The Women's Candidates gets underway in Pegeia
The FIDE Women's Candidates Tournament officially began with round one in Pegeia, Cyprus. Although the scoreboard showed four draws, the games themselves were highly combative. In particular, Zhu Jiner and Aleksandra Goryachkina both came very close to scoring full points but failed to convert their chances. As a result, the event opened with a quiet set of results but a rich and tense display of chess.
One of the notable features of this year's event is that it is being staged alongside the open Candidates Tournament. This format had previously been used only in Toronto 2024, and it is now being implemented for the second time. The field includes five returnees from the 2024 edition: Tan Zhongyi, who won that tournament and later challenged Ju Wenjun for the world title, as well as Goryachkina, Anna Muzychuk, Kateryna Lagno and Vaishali Rameshbabu. Joining this experienced core are three younger players who have made a strong impact on the women's circuit in recent years: 23-year-old Zhu Jiner, 22-year-old Bibisara Assaubayeva, and 20-year-old Divya Deshmukh. This blend gives the tournament both experience and dynamism.

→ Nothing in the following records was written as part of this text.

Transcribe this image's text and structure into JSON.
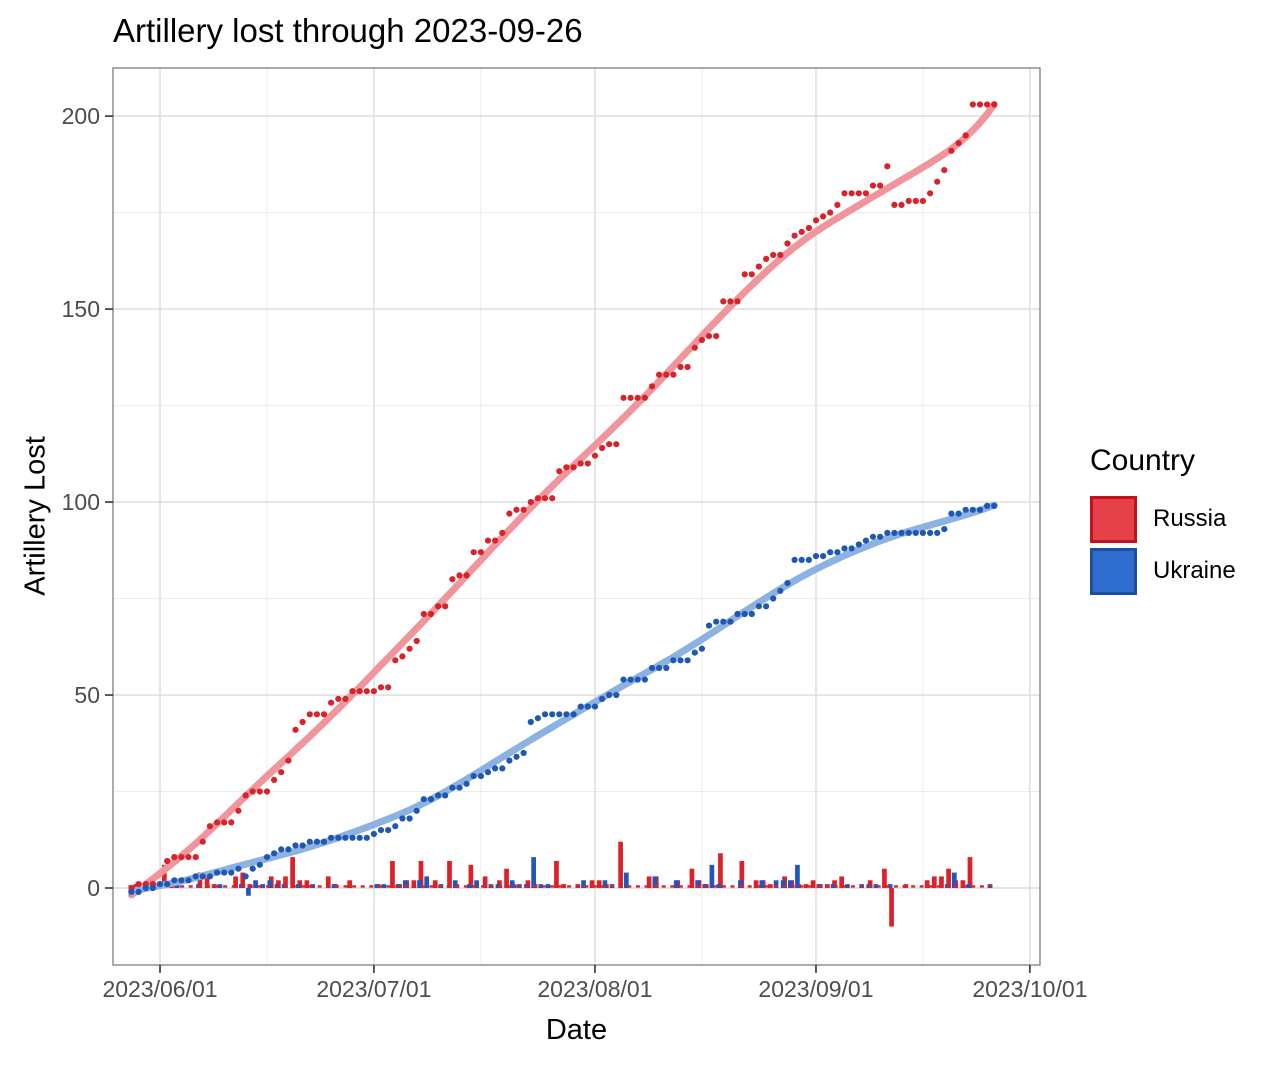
{
  "title": "Artillery lost through 2023-09-26",
  "axes": {
    "x_label": "Date",
    "y_label": "Artillery Lost",
    "x_tick_labels": [
      "2023/06/01",
      "2023/07/01",
      "2023/08/01",
      "2023/09/01",
      "2023/10/01"
    ],
    "y_tick_labels": [
      "0",
      "50",
      "100",
      "150",
      "200"
    ]
  },
  "legend": {
    "title": "Country",
    "items": [
      {
        "label": "Russia",
        "fill": "#e6404b",
        "border": "#c2121d"
      },
      {
        "label": "Ukraine",
        "fill": "#2f6dd0",
        "border": "#1d4fa0"
      }
    ]
  },
  "chart_data": {
    "type": "mixed-line-scatter-bar",
    "description": "Cumulative artillery losses as daily points with loess smooth lines; daily losses as dodged bars near zero; red dashed line along y=0.",
    "start_date": "2023-05-28",
    "end_date": "2023-09-26",
    "x_ticks": [
      {
        "label": "2023/06/01",
        "day": 4
      },
      {
        "label": "2023/07/01",
        "day": 34
      },
      {
        "label": "2023/08/01",
        "day": 65
      },
      {
        "label": "2023/09/01",
        "day": 96
      },
      {
        "label": "2023/10/01",
        "day": 126
      }
    ],
    "minor_x_days": [
      19,
      49,
      80,
      111
    ],
    "y_ticks": [
      0,
      50,
      100,
      150,
      200
    ],
    "minor_y_ticks": [
      25,
      75,
      125,
      175
    ],
    "ylim": [
      -20,
      212.5
    ],
    "xlim_days": [
      -2.6,
      127.4
    ],
    "grid": true,
    "legend_position": "right",
    "totals": {
      "Russia": 203,
      "Ukraine": 99
    },
    "annotations": {
      "dashed_baseline": {
        "series": "Russia",
        "y": 0.4,
        "style": "dashed"
      }
    },
    "series": [
      {
        "name": "Russia",
        "point_color": "#d8232b",
        "bar_color": "#dc2128",
        "smooth_color": "#f0959b",
        "dash_color": "#d8232b",
        "daily": [
          0,
          1,
          0,
          0,
          0,
          6,
          1,
          0,
          0,
          0,
          4,
          4,
          1,
          0,
          0,
          3,
          4,
          1,
          0,
          0,
          3,
          2,
          3,
          8,
          2,
          2,
          0,
          0,
          3,
          1,
          0,
          2,
          0,
          0,
          0,
          1,
          0,
          7,
          1,
          2,
          2,
          7,
          0,
          2,
          0,
          7,
          1,
          0,
          6,
          0,
          3,
          0,
          2,
          5,
          1,
          0,
          2,
          1,
          0,
          0,
          7,
          1,
          0,
          1,
          0,
          2,
          2,
          1,
          0,
          12,
          0,
          0,
          0,
          3,
          3,
          0,
          0,
          2,
          0,
          5,
          2,
          1,
          0,
          9,
          0,
          0,
          7,
          0,
          2,
          2,
          1,
          0,
          3,
          2,
          1,
          1,
          2,
          1,
          1,
          2,
          3,
          0,
          0,
          0,
          2,
          0,
          5,
          -10,
          0,
          1,
          0,
          0,
          2,
          3,
          3,
          5,
          2,
          2,
          8,
          0,
          0,
          0
        ]
      },
      {
        "name": "Ukraine",
        "point_color": "#1f58b4",
        "bar_color": "#2156bb",
        "smooth_color": "#8cb2e2",
        "daily": [
          -1,
          0,
          1,
          0,
          1,
          0,
          1,
          0,
          0,
          1,
          0,
          0,
          1,
          0,
          0,
          1,
          -2,
          2,
          1,
          2,
          1,
          1,
          0,
          1,
          0,
          1,
          0,
          0,
          1,
          0,
          0,
          0,
          0,
          0,
          1,
          1,
          0,
          1,
          2,
          0,
          2,
          3,
          0,
          1,
          0,
          2,
          0,
          1,
          2,
          0,
          1,
          1,
          0,
          2,
          1,
          1,
          8,
          1,
          1,
          0,
          0,
          0,
          0,
          2,
          0,
          0,
          2,
          1,
          0,
          4,
          0,
          0,
          0,
          3,
          0,
          0,
          2,
          0,
          0,
          2,
          1,
          6,
          1,
          0,
          0,
          2,
          0,
          0,
          2,
          0,
          2,
          2,
          2,
          6,
          0,
          0,
          1,
          0,
          1,
          0,
          1,
          0,
          1,
          1,
          1,
          0,
          1,
          0,
          0,
          0,
          0,
          0,
          0,
          0,
          1,
          4,
          0,
          1,
          0,
          0,
          1,
          0
        ]
      }
    ],
    "colors": {
      "panel_border": "#7e7e7e",
      "grid_major": "#dcdcdc",
      "grid_minor": "#ededed",
      "tick_mark": "#333333",
      "tick_text": "#4d4d4d"
    }
  }
}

In line with the pairing regulations, two pairs of compatriots were matched against each other in the opening round in order to reduce the risk of collusion or conflicts of interest later in the event. That is why the all-Chinese clash between Zhu Jiner and Tan Zhongyi took place, while Goryachkina and Lagno also faced one another. The two Indian players, Vaishali and Deshmukh, were not paired in round one because of a late change: the original draw had Deshmukh facing Humpy Koneru, but after Koneru withdrew from the tournament, Anna Muzychuk entered as her replacement and took over that pairing.

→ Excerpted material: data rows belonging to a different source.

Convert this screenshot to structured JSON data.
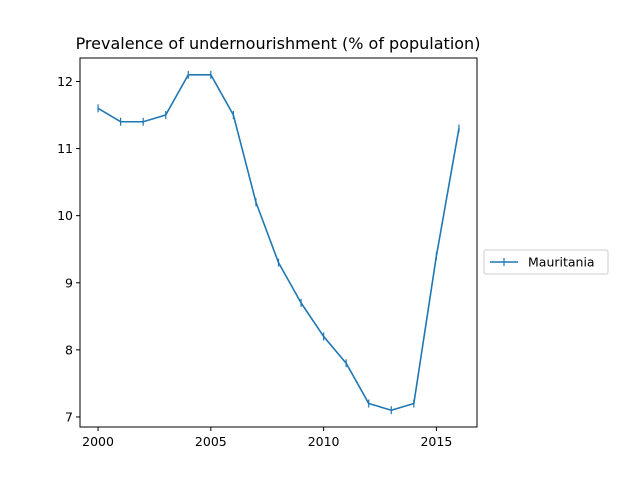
{
  "chart_data": {
    "type": "line",
    "title": "Prevalence of undernourishment (% of population)",
    "xlabel": "",
    "ylabel": "",
    "x": [
      2000,
      2001,
      2002,
      2003,
      2004,
      2005,
      2006,
      2007,
      2008,
      2009,
      2010,
      2011,
      2012,
      2013,
      2014,
      2015,
      2016
    ],
    "series": [
      {
        "name": "Mauritania",
        "color": "#1f77b4",
        "marker": "vertical-line",
        "values": [
          11.6,
          11.4,
          11.4,
          11.5,
          12.1,
          12.1,
          11.5,
          10.2,
          9.3,
          8.7,
          8.2,
          7.8,
          7.2,
          7.1,
          7.2,
          9.4,
          11.3
        ]
      }
    ],
    "xlim": [
      1999.2,
      2016.8
    ],
    "ylim": [
      6.85,
      12.35
    ],
    "xticks": [
      2000,
      2005,
      2010,
      2015
    ],
    "yticks": [
      7,
      8,
      9,
      10,
      11,
      12
    ],
    "grid": false,
    "legend_position": "outside-right"
  }
}
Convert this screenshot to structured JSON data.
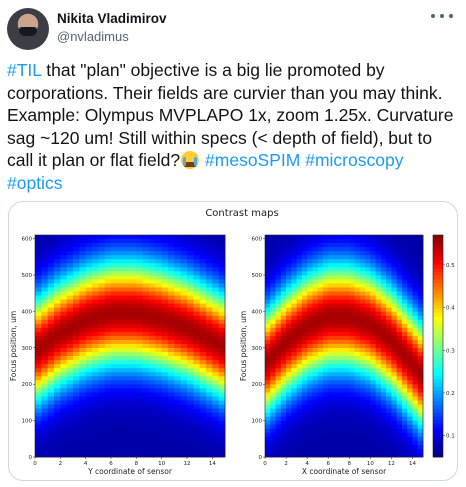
{
  "author": {
    "name": "Nikita Vladimirov",
    "handle": "@nvladimus"
  },
  "tweet": {
    "hashtag_til": "#TIL",
    "text_1": " that \"plan\" objective is a big lie promoted by corporations. Their fields are curvier than you may think. Example: Olympus MVPLAPO 1x, zoom 1.25x. Curvature sag ~120 um! Still within specs (< depth of field), but to call it plan or flat field?",
    "emoji": "loudly-crying-face",
    "hashtag_mesospim": "#mesoSPIM",
    "hashtag_microscopy": "#microscopy",
    "hashtag_optics": "#optics"
  },
  "colors": {
    "hashtag": "#1d9bf0",
    "text": "#0f1419",
    "secondary": "#536471"
  },
  "chart_data": [
    {
      "type": "heatmap",
      "title": "Contrast maps",
      "xlabel": "Y coordinate of sensor",
      "ylabel": "Focus position, um",
      "xlim": [
        0,
        15
      ],
      "ylim": [
        0,
        610
      ],
      "xticks": [
        "0",
        "2",
        "4",
        "6",
        "8",
        "10",
        "12",
        "14"
      ],
      "yticks": [
        "0",
        "100",
        "200",
        "300",
        "400",
        "500",
        "600"
      ],
      "colormap": "jet",
      "peak_ridge": {
        "x": [
          0,
          2,
          4,
          6,
          8,
          10,
          12,
          14,
          15
        ],
        "focus_um": [
          290,
          340,
          375,
          395,
          395,
          380,
          355,
          320,
          300
        ]
      },
      "peak_value": 0.55
    },
    {
      "type": "heatmap",
      "xlabel": "X coordinate of sensor",
      "ylabel": "Focus position, um",
      "xlim": [
        0,
        15
      ],
      "ylim": [
        0,
        610
      ],
      "xticks": [
        "0",
        "2",
        "4",
        "6",
        "8",
        "10",
        "12",
        "14"
      ],
      "yticks": [
        "0",
        "100",
        "200",
        "300",
        "400",
        "500",
        "600"
      ],
      "colormap": "jet",
      "peak_ridge": {
        "x": [
          0,
          2,
          4,
          6,
          8,
          10,
          12,
          14,
          15
        ],
        "focus_um": [
          255,
          315,
          360,
          385,
          385,
          365,
          320,
          255,
          220
        ]
      },
      "peak_value": 0.55
    }
  ],
  "colorbar": {
    "ticks": [
      "0.1",
      "0.2",
      "0.3",
      "0.4",
      "0.5"
    ],
    "values": [
      0.1,
      0.2,
      0.3,
      0.4,
      0.5
    ],
    "vmin": 0.05,
    "vmax": 0.57
  }
}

The most striking aspect of round one was that several of the drawn games still featured critical turning points. The advantages obtained by Zhu against Tan and by Goryachkina against Lagno showed just how high-level and unforgiving this tournament is from day one; at this level, a slight inaccuracy in timing or a single imprecise decision can turn a win into half a point. In a double round-robin event as long and demanding as the Candidates, missed opportunities of this kind can affect not just one round but the final standings as well. For that reason, the opening day in Pegeia mattered less for the raw results than for the message it sent: no one is playing without ambition, and every half-point is being fiercely contested.